RUSSIE

Dmitri Orechkine: «Pour Dmitri Medvedev, le couloir du pouvoir est étroit»

Analyste politique, Dmitri Orechkine décrypte le jeu de Vladimir Poutine et la transition à la tête de l'Etat russe.

L'élection de Dmitri Medvedev, le 2 mars, à la présidence de la Russie n'a pas levé les interrogations au sujet de l'effectivité du pouvoir russe. De passage au Festival du film et forum international sur les droits humains, l'analyste politique russe Dmitri Orechkine tente d'apporter ses lumières.

Le Temps: Tout le monde essaie d'interpréter la transition du pouvoir de Poutine à Medvedev. Quelle est votre interprétation?

Dmitri Orechkine: Vladimir Poutine n'a pas vraiment quitté le pouvoir. Il contrôle la situation dans le cadre de la Constitution. Durant sa présidence, il a pu instaurer un contrôle du parlement, des médias, des élites régionales, militaires et économiques.
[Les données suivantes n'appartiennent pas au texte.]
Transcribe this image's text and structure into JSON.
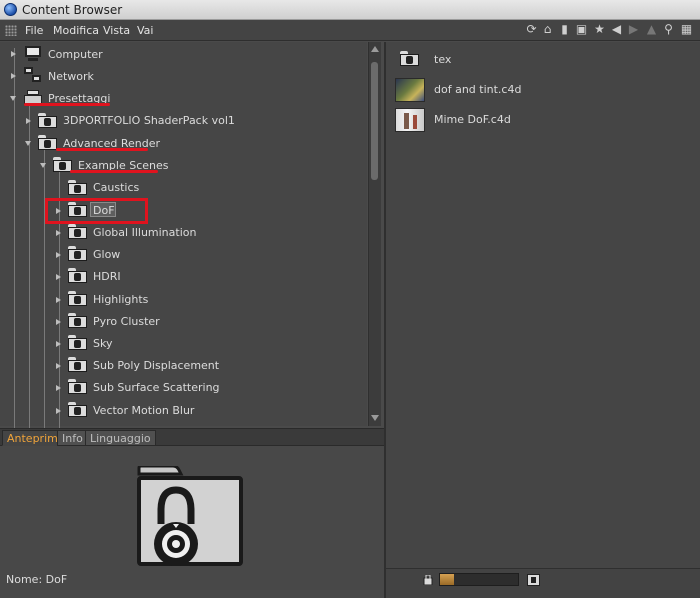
{
  "window": {
    "title": "Content Browser"
  },
  "menu": {
    "items": [
      "File",
      "Modifica",
      "Vista",
      "Vai"
    ]
  },
  "toolbar": {
    "icons": [
      "refresh-icon",
      "home-icon",
      "trash-icon",
      "save-icon",
      "star-icon",
      "back-icon",
      "forward-icon",
      "up-icon",
      "search-icon",
      "grid-view-icon"
    ]
  },
  "tree": {
    "items": [
      {
        "label": "Computer",
        "icon": "computer-icon"
      },
      {
        "label": "Network",
        "icon": "network-icon"
      },
      {
        "label": "Presettaggi",
        "icon": "presets-icon"
      },
      {
        "label": "3DPORTFOLIO ShaderPack vol1",
        "icon": "folder-lock-icon"
      },
      {
        "label": "Advanced Render",
        "icon": "folder-lock-icon"
      },
      {
        "label": "Example Scenes",
        "icon": "folder-lock-icon"
      },
      {
        "label": "Caustics",
        "icon": "folder-lock-icon"
      },
      {
        "label": "DoF",
        "icon": "folder-lock-icon",
        "selected": true
      },
      {
        "label": "Global Illumination",
        "icon": "folder-lock-icon"
      },
      {
        "label": "Glow",
        "icon": "folder-lock-icon"
      },
      {
        "label": "HDRI",
        "icon": "folder-lock-icon"
      },
      {
        "label": "Highlights",
        "icon": "folder-lock-icon"
      },
      {
        "label": "Pyro Cluster",
        "icon": "folder-lock-icon"
      },
      {
        "label": "Sky",
        "icon": "folder-lock-icon"
      },
      {
        "label": "Sub Poly Displacement",
        "icon": "folder-lock-icon"
      },
      {
        "label": "Sub Surface Scattering",
        "icon": "folder-lock-icon"
      },
      {
        "label": "Vector Motion Blur",
        "icon": "folder-lock-icon"
      }
    ]
  },
  "preview": {
    "tabs": [
      "Anteprima",
      "Info",
      "Linguaggio"
    ],
    "active_tab": "Anteprima",
    "name_label": "Nome:",
    "name_value": "DoF"
  },
  "content": {
    "items": [
      {
        "label": "tex",
        "type": "folder"
      },
      {
        "label": "dof and tint.c4d",
        "type": "scene"
      },
      {
        "label": "Mime DoF.c4d",
        "type": "scene"
      }
    ]
  },
  "zoom": {
    "level": 0.18
  },
  "colors": {
    "highlight_red": "#e0131e",
    "active_tab": "#f0a43a"
  }
}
Il était le seul leader, mais il a réussi à répartir des parcelles de pouvoir entre plusieurs groupes d'intérêts et à créer un consensus au sein des élites. S'il n'a pas modifié la Constitution, c'est qu'il pense pouvoir contrer le président en qualité de premier ministre.

- Est-ce dire qu'il dispose encore d'un appareil à sa botte?
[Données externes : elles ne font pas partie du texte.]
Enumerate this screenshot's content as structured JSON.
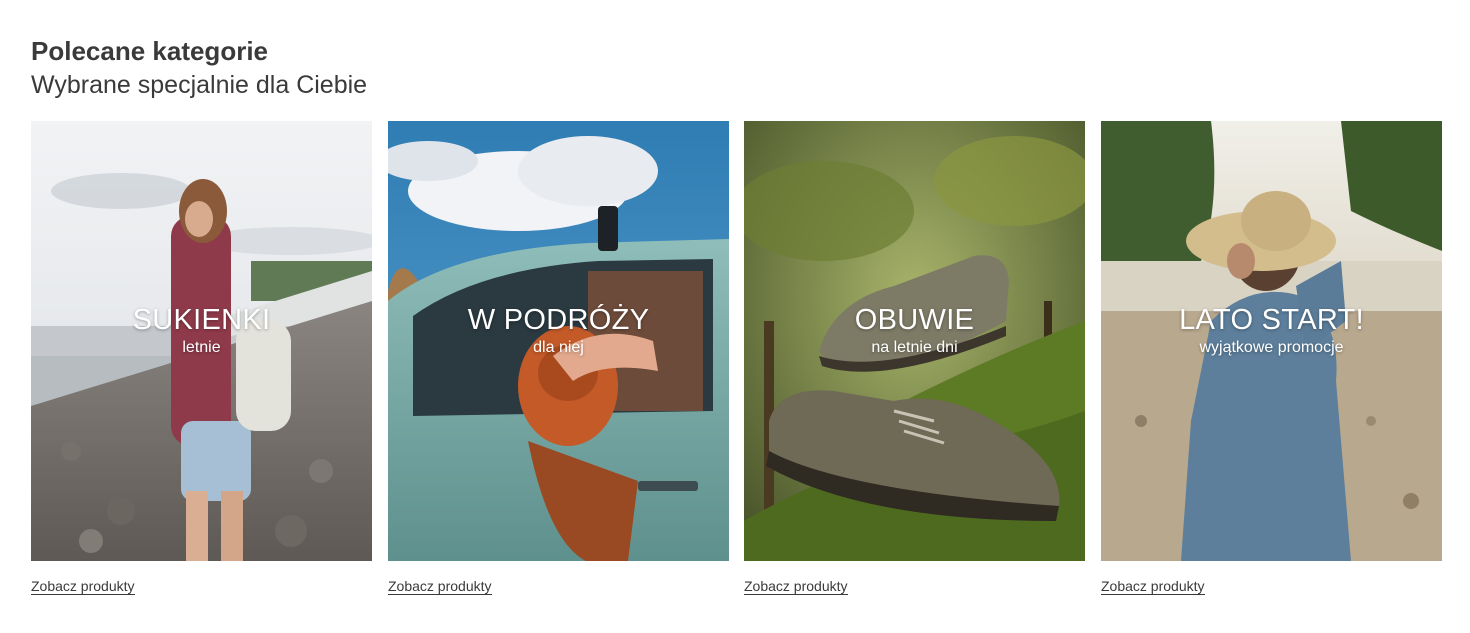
{
  "section": {
    "title": "Polecane kategorie",
    "subtitle": "Wybrane specjalnie dla Ciebie"
  },
  "cards": [
    {
      "title": "SUKIENKI",
      "subtitle": "letnie",
      "link": "Zobacz produkty",
      "image": "photo-woman-backpack-riverbank"
    },
    {
      "title": "W PODRÓŻY",
      "subtitle": "dla niej",
      "link": "Zobacz produkty",
      "image": "photo-woman-hat-car-window"
    },
    {
      "title": "OBUWIE",
      "subtitle": "na letnie dni",
      "link": "Zobacz produkty",
      "image": "photo-leather-shoes-moss"
    },
    {
      "title": "LATO START!",
      "subtitle": "wyjątkowe promocje",
      "link": "Zobacz produkty",
      "image": "photo-woman-straw-hat-beach"
    }
  ]
}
- Vladimir Poutine peut toujours compter sur une partie des siloviki (ndlr: agents des services de sécurité et du FSB, successeur du KGB).

- Quel espace reste-il pour Dmitri Medvedev?

- Pour lui, le couloir du pouvoir est très étroit. La plupart des médias sont contrôlés par Poutine. Si le nouveau président entend mener une politique différente de celle de son prédécesseur, il aura beaucoup de peine à véhiculer son message auprès de la population. Quant à Gazprom, Medvedev, qui en a été le président du Conseil d'administration, pouvait compter sur son soutien. Cela pourrait ne plus être le cas avec la nomination à la tête du groupe de Zubkov, un pro-Poutine.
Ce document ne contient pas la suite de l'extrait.